Le référendum automatique a été refusé. Une telle consultation populaire devrait toutefois être mise sur pied. Interrogé dans La Liberté, Xavier de Haller (PLR) estime que l'espace de consommation de drogue, selon la nouvelle dénomination choisie, est "un mauvais message" des autorités.

Référendum vraisemblable

"Lausanne va injecter massivement de l'argent (800'000 à 1 million de francs) dans ce projet de local. C'est disproportionné par rapport à l'effet qu'il aura et en comparaison avec le financement des institutions à haut seuil", affirme Xavier de Haller.

Le référendum devrait "très probablement" être lancé par des associations actives sur ces thématiques.
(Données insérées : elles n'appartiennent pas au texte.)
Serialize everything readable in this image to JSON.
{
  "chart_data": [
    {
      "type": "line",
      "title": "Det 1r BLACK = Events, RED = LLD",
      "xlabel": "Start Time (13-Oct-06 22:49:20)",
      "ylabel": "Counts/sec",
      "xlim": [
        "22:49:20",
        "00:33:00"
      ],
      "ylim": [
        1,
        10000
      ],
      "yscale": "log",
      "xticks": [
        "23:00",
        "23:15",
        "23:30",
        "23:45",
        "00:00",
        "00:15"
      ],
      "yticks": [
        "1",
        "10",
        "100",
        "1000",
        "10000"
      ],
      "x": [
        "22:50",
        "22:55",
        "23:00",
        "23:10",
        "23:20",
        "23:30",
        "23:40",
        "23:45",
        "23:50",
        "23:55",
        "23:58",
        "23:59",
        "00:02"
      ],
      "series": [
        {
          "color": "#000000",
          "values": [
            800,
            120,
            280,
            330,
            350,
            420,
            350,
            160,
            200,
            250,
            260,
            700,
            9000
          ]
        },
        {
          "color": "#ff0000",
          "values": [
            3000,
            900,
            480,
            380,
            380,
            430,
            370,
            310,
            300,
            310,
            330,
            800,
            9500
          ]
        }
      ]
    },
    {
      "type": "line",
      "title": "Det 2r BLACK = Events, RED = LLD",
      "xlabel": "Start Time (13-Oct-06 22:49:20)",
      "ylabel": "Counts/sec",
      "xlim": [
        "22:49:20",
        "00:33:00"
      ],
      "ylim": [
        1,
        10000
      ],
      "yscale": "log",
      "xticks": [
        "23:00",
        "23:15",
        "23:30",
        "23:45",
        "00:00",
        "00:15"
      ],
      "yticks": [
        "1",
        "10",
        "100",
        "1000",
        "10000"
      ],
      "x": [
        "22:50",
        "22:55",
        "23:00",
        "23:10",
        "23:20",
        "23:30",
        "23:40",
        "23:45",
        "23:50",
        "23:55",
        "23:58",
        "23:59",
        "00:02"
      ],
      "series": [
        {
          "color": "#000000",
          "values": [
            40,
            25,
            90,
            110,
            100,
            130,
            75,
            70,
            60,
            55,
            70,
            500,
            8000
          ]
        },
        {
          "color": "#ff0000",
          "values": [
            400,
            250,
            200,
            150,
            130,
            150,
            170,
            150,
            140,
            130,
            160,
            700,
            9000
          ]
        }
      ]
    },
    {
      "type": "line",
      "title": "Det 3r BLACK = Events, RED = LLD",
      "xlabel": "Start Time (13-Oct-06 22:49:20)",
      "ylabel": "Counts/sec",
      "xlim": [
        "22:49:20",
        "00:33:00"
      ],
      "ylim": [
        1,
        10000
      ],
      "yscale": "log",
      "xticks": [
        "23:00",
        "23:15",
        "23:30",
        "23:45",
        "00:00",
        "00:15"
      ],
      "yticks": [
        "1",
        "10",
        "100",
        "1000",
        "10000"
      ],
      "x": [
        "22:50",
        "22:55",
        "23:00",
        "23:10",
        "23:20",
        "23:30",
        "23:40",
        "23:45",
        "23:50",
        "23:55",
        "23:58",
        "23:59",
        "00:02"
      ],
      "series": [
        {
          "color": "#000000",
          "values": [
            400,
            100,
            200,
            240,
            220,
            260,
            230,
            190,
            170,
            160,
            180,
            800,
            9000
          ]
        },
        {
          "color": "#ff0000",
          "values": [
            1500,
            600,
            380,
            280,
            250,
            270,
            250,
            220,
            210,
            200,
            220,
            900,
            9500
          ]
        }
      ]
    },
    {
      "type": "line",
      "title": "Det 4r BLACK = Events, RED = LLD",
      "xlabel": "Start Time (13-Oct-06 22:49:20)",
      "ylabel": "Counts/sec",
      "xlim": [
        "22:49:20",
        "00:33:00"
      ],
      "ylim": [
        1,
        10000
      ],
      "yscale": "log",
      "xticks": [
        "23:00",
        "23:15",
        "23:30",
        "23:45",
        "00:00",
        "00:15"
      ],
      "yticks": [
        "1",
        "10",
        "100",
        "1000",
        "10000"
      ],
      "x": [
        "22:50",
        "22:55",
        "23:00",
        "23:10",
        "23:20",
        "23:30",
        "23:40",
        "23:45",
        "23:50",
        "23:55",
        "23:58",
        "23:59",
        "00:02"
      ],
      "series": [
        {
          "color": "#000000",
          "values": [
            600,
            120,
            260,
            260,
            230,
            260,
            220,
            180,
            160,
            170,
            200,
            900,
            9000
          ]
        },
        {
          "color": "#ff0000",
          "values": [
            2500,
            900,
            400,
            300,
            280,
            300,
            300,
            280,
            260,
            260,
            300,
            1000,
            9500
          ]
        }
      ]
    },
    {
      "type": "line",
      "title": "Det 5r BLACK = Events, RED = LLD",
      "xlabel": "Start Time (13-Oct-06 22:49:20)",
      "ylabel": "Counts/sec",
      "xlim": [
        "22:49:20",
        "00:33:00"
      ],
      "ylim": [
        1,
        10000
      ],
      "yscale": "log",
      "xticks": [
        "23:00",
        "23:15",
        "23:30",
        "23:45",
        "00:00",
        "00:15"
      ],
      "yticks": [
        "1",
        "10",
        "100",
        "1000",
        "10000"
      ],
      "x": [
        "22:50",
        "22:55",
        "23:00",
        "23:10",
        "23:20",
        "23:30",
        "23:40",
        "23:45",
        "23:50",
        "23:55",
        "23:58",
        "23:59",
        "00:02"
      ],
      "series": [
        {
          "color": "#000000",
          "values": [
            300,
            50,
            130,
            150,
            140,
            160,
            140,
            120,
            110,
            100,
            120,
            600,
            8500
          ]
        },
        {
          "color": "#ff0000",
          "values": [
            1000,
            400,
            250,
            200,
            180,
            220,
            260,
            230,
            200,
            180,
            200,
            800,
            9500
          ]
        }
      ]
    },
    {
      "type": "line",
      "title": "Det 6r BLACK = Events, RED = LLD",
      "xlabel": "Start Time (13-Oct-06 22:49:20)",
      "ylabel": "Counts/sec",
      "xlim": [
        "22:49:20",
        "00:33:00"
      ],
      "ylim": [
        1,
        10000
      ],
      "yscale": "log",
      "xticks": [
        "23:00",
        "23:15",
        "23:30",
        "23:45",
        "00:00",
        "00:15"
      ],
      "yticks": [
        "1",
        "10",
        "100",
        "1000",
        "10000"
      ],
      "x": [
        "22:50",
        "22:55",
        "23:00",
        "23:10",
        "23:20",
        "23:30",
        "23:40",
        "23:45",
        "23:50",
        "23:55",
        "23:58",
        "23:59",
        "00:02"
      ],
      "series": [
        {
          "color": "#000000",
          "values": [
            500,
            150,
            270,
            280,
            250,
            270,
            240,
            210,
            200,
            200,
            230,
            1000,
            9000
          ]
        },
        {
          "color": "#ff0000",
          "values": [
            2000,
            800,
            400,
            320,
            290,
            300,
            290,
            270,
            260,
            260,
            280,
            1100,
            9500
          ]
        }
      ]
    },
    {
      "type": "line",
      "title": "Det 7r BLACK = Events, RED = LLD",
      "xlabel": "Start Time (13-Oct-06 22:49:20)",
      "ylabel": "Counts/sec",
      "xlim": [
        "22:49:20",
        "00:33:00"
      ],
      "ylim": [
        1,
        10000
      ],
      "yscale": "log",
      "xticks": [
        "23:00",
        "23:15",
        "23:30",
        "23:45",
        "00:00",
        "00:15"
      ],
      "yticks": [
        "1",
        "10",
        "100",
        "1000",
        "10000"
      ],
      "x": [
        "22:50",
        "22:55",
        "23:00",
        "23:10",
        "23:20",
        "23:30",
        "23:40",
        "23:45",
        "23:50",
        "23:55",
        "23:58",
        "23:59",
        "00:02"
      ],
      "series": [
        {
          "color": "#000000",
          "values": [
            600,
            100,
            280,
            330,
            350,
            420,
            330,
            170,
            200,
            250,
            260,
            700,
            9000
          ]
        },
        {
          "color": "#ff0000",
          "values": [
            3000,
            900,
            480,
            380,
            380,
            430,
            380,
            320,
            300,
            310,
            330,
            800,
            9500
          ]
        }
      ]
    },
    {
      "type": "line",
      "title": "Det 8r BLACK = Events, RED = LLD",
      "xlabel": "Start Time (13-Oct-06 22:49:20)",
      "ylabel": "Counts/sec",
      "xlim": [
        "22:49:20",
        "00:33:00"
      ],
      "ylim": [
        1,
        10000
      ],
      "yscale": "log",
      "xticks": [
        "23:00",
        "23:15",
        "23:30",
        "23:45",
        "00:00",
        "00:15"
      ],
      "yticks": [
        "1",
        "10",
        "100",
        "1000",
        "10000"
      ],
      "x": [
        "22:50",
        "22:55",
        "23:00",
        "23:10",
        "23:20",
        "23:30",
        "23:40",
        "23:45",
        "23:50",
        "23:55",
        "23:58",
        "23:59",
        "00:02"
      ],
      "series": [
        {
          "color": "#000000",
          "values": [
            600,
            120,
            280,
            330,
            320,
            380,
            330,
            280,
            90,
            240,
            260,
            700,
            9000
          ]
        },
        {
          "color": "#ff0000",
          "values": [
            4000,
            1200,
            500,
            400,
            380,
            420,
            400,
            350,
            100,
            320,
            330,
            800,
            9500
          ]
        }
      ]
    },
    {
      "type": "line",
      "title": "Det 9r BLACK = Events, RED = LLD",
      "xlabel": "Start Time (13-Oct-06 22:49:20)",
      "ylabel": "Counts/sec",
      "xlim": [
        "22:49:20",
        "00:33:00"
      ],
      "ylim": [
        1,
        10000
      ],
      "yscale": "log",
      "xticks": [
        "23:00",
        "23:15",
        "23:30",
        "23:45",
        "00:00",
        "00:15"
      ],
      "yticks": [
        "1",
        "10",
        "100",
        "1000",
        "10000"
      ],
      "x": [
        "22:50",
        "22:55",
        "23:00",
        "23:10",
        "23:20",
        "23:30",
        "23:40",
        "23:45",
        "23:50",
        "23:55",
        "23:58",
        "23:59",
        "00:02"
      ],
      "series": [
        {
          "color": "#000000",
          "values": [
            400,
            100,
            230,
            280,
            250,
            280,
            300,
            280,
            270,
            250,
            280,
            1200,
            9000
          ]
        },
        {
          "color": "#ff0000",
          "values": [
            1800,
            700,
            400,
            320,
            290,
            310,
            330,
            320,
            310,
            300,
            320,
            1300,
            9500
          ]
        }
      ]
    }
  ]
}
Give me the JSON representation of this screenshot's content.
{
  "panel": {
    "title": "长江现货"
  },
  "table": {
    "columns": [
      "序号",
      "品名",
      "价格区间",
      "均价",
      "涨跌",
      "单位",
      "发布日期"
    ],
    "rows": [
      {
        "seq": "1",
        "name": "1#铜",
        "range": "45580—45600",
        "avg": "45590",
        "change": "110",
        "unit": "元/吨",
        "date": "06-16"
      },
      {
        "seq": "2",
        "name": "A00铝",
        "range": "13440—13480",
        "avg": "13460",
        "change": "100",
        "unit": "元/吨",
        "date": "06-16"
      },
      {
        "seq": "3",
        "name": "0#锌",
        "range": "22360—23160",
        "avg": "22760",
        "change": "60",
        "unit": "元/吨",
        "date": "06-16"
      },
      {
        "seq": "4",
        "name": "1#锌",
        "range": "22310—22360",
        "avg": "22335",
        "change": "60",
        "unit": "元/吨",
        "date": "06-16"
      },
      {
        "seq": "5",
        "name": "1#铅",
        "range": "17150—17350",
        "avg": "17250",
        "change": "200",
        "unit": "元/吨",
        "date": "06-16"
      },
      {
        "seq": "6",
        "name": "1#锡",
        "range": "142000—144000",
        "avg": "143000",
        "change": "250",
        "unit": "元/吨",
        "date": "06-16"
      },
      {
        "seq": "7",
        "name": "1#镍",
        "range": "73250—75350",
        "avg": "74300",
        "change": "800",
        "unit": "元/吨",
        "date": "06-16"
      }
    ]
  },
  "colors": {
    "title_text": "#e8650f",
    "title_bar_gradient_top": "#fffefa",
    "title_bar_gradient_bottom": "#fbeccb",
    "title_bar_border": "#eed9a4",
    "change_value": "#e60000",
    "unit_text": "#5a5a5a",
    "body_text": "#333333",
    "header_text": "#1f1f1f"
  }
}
Le PLR décidera lors d'une assemblée générale extraordinaire le 8 juin s'il soutient ou non la démarche, a précisé Xavier de Haller à l'ats.

Campagne très tendue

Dans un communiqué commun, les partisans affirment que "c'est un projet nouveau et différent" de celui refusé en 2007. Les Lausannois avaient rejeté alors le local d'injection couplé à un bistrot social sur le modèle biennois par 54,63% des voix après une campagne dénoncée comme "très agressive" par le municipal socialiste de l'époque, Jean-Christophe Bourquin.